India has already offered financial incentives to Apple suppliers such as Foxconn, which began making the latest generation of iPhones at a site in Tamil Nadu last year. Smaller rivals Wistron and Pegatron have also ramped up in India, while suppliers such as Jabil have begun making components for AirPods locally, according to a Bloomberg report.
US-China ties
Ties between China and US have plummeted in the recent years over a range of issues, right from security challenges to trade to global supply chains.
This year, they almost hit rock bottom due to America’s support to Taiwan, the democratically governed island Beijing claims as its territory, as well as US accusations that China operates a fleet of spy balloons, a claim Beijing has denied.
Xi’s recent speech suggested they are likely to remain tense in the coming years.
Earlier this month, ahead of officially winning a third term, Xi had signaled that he will take a harder stance against what he perceives as an effort by the United States to block China’s rise.
And he did so in uncommonly blunt terms.
“Western countries led by the United States have implemented all-around containment, encirclement and suppression of China, which has brought unprecedented severe challenges to our country’s development,” Xi said in a speech, according to China’s official news agency.
“This is the first time to my knowledge that Xi Jinping has publicly come out and identified the US as taking such actions against China,” Michael Swaine, a senior research fellow at the Quincy Institute for Responsible Statecraft, told The New York Times.
Avril Haines, the US director of national intelligence, told a Senate hearing Wednesday that Xi’s speech was “the most public and direct criticism that we’ve seen from him to date.”
It “probably reflects growing pessimism in Beijing about China’s relationship with the United States, as well as Xi’s growing worries about the trajectory of China’s domestic economic development and indigenous technology, innovation challenges that he now blames on the United States,” she said.

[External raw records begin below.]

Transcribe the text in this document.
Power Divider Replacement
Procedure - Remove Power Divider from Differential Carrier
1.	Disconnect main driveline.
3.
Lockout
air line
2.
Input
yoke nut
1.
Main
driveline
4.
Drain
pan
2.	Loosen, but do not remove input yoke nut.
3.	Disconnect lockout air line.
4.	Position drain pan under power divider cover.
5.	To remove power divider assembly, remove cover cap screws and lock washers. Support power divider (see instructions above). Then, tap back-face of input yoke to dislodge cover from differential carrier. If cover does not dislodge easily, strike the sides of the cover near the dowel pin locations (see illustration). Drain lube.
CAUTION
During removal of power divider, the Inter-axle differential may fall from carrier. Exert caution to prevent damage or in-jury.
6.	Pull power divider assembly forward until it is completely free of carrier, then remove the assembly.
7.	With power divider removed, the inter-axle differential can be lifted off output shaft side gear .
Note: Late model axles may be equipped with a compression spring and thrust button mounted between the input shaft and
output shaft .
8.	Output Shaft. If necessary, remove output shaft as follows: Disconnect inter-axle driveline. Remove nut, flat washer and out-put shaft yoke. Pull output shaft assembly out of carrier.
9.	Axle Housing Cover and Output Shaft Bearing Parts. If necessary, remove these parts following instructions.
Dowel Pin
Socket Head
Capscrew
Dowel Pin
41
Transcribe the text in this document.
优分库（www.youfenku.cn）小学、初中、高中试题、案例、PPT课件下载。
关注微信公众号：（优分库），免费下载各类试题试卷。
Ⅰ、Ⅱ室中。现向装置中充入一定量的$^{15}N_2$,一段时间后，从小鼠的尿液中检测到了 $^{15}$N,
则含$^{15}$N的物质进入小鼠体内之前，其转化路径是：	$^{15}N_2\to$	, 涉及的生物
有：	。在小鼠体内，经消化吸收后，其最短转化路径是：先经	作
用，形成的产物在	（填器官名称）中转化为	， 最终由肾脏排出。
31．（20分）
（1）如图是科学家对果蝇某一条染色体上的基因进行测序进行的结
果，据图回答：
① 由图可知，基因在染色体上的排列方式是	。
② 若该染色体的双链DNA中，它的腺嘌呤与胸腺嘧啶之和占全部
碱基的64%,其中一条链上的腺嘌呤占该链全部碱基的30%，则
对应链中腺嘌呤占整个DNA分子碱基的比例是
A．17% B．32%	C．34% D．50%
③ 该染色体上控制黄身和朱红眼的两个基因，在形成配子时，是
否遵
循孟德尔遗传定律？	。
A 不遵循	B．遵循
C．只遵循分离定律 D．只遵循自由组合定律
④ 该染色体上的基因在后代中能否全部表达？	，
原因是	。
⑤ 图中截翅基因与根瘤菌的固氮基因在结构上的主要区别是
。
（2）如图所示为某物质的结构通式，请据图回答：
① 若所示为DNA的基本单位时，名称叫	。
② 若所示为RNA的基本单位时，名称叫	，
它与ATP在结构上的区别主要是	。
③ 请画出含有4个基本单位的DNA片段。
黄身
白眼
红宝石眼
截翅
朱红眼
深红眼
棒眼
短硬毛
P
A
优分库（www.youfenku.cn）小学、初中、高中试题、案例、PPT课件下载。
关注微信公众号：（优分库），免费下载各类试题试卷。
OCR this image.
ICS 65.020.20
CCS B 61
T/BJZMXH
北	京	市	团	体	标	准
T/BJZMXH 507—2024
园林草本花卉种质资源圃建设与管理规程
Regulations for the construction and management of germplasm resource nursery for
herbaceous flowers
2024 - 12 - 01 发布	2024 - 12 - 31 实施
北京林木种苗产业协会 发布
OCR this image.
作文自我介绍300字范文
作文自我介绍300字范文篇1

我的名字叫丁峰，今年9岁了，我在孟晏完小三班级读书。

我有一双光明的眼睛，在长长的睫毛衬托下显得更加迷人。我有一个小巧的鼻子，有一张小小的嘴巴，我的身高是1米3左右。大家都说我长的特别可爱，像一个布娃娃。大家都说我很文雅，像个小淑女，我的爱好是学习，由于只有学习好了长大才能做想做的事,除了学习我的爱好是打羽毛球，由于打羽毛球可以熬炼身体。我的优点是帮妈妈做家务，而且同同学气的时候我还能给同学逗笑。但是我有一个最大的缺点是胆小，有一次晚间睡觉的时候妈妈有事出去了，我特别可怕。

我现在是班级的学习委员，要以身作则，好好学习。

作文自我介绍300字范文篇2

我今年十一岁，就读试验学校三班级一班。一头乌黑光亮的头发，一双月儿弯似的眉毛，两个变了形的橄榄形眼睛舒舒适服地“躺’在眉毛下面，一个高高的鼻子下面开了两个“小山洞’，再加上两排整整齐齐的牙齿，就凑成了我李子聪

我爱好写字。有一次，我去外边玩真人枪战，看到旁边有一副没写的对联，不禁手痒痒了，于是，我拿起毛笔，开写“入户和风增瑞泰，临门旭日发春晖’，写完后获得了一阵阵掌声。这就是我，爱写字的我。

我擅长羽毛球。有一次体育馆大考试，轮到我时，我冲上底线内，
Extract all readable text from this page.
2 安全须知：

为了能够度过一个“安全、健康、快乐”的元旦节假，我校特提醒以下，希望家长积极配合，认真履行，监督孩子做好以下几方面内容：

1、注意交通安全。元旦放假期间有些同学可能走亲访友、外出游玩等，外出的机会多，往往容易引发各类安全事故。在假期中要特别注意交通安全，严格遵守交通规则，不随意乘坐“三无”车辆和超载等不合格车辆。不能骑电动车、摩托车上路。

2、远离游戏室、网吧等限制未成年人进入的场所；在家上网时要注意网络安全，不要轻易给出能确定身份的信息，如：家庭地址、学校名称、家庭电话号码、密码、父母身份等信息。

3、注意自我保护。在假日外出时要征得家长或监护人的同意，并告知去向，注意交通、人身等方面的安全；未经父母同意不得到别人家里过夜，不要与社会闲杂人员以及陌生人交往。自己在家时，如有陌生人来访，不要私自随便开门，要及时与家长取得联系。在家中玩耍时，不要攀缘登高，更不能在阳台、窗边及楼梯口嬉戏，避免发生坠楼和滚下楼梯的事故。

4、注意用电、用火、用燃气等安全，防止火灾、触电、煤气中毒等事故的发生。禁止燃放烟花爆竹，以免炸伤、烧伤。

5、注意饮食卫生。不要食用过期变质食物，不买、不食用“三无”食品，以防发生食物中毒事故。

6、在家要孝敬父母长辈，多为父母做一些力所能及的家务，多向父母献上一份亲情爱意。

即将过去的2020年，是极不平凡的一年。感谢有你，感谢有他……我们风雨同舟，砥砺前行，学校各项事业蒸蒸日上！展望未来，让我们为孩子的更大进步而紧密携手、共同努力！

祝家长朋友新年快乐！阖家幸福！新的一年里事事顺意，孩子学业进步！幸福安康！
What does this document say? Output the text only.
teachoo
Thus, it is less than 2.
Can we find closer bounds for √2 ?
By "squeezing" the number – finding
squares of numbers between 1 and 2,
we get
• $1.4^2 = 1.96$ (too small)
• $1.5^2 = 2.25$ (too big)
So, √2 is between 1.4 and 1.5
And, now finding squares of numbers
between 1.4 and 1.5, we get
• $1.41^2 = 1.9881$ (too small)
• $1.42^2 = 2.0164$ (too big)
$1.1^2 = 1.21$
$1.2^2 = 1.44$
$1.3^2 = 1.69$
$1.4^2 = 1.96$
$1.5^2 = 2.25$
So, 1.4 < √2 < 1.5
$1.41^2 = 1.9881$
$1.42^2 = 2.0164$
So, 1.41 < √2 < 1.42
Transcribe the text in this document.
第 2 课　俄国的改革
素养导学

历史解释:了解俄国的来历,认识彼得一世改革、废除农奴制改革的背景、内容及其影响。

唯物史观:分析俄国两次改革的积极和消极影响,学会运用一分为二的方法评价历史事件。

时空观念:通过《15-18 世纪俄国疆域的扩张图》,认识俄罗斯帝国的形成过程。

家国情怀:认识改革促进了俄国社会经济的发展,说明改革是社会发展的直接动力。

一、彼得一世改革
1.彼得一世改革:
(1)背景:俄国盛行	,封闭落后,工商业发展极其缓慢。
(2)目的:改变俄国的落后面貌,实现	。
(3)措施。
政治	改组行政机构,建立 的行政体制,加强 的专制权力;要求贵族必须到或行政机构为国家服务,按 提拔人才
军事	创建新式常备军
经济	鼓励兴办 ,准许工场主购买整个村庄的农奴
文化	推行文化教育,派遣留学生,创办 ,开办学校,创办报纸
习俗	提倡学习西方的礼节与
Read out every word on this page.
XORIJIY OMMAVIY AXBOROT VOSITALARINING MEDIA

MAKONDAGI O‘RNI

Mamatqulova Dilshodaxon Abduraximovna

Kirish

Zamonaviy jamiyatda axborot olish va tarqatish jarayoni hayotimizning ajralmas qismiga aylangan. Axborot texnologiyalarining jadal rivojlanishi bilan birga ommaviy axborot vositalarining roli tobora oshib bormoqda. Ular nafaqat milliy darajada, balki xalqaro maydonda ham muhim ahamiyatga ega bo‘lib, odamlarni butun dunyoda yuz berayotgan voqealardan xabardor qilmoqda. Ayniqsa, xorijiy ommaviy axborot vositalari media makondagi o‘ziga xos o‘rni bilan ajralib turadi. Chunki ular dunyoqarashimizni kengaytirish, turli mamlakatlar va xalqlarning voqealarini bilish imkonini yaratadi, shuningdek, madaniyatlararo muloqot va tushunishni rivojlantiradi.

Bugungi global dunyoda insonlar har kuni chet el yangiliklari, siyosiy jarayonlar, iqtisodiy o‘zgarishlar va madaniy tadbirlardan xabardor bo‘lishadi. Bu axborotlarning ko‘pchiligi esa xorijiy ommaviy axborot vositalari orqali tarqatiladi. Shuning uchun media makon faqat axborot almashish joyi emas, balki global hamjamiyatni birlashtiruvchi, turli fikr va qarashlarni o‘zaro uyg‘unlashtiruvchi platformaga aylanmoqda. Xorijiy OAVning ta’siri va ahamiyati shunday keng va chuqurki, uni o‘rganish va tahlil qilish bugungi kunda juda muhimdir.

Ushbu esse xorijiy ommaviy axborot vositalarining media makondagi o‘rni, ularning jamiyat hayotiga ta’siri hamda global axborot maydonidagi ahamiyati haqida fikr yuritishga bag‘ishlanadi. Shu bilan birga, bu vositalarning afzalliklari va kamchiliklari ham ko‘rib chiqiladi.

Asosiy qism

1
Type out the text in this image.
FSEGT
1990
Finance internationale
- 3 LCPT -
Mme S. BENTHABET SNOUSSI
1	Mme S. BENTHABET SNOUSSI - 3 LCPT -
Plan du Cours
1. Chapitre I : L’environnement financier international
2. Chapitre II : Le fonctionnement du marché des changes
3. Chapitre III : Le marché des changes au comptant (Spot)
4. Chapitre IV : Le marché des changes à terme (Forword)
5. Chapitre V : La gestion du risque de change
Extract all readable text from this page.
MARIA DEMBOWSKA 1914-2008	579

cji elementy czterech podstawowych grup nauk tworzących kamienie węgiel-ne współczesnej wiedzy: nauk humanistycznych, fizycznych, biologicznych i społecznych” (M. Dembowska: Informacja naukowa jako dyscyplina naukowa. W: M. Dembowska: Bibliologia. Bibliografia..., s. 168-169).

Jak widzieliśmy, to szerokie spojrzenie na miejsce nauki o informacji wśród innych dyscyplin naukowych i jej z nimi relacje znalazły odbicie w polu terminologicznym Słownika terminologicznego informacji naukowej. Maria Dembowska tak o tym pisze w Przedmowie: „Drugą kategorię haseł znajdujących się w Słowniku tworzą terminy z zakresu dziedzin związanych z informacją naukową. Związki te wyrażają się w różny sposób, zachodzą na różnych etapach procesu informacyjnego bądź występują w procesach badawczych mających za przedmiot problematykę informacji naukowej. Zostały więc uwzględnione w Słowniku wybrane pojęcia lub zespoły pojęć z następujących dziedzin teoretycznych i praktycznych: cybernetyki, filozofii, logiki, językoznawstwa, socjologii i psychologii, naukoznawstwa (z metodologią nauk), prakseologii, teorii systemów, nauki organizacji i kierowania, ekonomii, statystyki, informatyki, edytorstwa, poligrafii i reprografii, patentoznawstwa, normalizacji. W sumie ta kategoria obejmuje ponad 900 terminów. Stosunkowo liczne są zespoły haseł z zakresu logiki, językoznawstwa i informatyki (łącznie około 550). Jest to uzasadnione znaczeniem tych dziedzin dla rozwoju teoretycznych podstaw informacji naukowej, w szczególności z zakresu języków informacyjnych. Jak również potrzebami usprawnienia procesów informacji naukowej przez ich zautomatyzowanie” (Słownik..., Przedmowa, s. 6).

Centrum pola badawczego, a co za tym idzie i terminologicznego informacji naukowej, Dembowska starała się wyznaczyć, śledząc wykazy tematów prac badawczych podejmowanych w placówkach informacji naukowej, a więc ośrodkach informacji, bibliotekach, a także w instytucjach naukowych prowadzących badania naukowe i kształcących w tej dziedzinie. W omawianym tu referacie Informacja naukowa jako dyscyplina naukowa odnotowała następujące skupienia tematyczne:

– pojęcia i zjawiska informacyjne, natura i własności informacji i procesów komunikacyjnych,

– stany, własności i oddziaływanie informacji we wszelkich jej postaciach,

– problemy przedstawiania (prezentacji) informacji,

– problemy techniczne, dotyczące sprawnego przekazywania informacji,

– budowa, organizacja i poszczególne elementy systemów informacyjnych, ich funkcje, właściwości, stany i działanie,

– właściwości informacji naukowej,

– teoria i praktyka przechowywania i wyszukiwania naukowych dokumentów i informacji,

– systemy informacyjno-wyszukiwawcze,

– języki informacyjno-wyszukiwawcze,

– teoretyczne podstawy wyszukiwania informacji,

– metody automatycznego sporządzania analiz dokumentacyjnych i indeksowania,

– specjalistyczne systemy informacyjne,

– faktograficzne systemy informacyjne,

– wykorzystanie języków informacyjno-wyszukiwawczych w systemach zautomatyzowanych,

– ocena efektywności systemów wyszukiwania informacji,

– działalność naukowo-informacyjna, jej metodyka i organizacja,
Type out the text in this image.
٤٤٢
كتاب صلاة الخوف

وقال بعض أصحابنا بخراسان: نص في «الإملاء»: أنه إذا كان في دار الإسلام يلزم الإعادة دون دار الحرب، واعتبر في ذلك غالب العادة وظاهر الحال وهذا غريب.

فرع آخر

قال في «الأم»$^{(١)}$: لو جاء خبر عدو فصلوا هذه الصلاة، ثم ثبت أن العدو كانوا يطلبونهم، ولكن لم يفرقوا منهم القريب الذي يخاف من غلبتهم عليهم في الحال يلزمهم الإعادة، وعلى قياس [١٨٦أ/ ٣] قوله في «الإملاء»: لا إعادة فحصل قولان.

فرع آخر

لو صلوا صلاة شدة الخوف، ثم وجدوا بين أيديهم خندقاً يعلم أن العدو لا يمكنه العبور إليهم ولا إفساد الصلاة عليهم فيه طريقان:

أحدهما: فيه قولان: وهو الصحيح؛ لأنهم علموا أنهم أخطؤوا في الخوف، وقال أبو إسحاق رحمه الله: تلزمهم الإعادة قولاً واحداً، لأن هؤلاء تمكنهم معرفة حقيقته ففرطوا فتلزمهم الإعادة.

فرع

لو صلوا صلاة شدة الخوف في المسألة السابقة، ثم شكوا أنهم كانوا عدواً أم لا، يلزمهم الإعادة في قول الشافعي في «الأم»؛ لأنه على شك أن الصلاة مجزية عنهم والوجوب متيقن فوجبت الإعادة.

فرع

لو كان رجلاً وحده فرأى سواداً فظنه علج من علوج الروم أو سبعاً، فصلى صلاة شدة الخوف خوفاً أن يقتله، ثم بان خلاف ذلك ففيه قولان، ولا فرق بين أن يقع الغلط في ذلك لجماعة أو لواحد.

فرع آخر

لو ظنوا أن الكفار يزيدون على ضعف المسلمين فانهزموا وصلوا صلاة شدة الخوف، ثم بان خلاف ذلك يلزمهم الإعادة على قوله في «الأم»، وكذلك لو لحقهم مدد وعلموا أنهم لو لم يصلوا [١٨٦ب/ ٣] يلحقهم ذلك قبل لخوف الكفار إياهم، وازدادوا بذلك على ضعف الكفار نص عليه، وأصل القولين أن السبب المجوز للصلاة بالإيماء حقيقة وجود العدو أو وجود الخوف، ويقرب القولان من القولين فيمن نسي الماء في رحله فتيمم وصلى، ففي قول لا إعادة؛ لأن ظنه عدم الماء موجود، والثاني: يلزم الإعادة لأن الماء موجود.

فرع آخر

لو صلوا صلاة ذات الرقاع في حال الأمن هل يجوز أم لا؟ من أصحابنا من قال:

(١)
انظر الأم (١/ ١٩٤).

Haines said that Chinese policymakers increasingly believe they can only advance Xi’s vision of a powerful China “at the expense of US power and influence.”
Meanwhile, China’s ambitions have also fueled pressure and scrutiny from the United States on trade and technology.
And there are many other triggers on the horizon, such as China’s decision to raise its defence budget, feeding the spectre of a Ukraine-like invasion of Taiwan; a potential US ban on blockbuster Chinese-owned video-sharing app TikTok; and a US intelligence report suggesting that Beijing is considering military aid to Russia to help its war in Ukraine.

Li Mingjiang, an associate professor of international relations at the S Rajaratnam School of International Studies in Singapore, said that Xi’s comments suggest that the Chinese leadership believes the US and the West do not have any good intentions towards China.
“It clearly indicates that they understand that China’s relations with the Western world will be very difficult in the coming years,” he said.